Octahedral and bicapped-tetrahedral silicon configurations in the solid state and their dynamic coexistence in solution

Hexacoordinate silicon bis chelates with the SiC ₂O ₂N ₂ ligand framework have been prepared, with different nitrogen-donor ligands, NMe ₂ and N=CMe ₂. Crystal diffraction analyses revealed that the former type had a bicapped-tetrahedral geometry and the latter an octahedral molecular geometry in the solid state. The two N→Si dative bonds in the isopropylideneimino-coordinated compound are sufficiently strong to change silicon from its tetrahedral ground-state configuration to the higher energy octahedral configuration. In contrast, the weaker NMe ₂ donor groups do not form strong enough bonds to cause this change, and as a result silicon remains tetrahedral and forms only substantially longer and weaker N→Si dative bonds (2.7-2.8 Å).
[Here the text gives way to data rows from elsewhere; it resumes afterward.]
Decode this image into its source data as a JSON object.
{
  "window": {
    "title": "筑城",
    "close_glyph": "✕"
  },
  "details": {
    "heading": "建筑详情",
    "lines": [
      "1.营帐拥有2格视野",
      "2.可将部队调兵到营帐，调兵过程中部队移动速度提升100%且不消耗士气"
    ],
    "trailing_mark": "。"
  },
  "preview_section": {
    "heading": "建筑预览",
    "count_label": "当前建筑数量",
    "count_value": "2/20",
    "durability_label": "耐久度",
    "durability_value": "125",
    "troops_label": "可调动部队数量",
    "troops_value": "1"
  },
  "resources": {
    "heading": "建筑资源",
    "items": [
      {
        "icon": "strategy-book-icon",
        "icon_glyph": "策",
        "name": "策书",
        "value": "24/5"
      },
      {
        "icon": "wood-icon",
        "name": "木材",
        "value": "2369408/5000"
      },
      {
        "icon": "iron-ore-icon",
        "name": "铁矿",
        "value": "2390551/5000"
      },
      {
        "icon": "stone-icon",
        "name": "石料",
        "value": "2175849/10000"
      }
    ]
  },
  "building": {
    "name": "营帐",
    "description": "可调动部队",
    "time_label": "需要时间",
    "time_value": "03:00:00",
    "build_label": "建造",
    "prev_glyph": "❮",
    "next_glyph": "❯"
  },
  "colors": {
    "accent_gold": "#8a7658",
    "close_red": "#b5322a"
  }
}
Remote electron-releasing NMe ₂ substituents on the chelate rings render the ligand NMe ₂ groups stronger donors, resulting in reversal of the solid-state geometry back to octahedral. ²⁹Si, ¹H, and ¹³C NMR spectra at various temperatures provide evidence for the coexistence in equilibrium of the bicapped-tetrahedral and octahedral geometries in solution, with the octahedral to tetrahedral population ratio increasing as the temperature is decreased.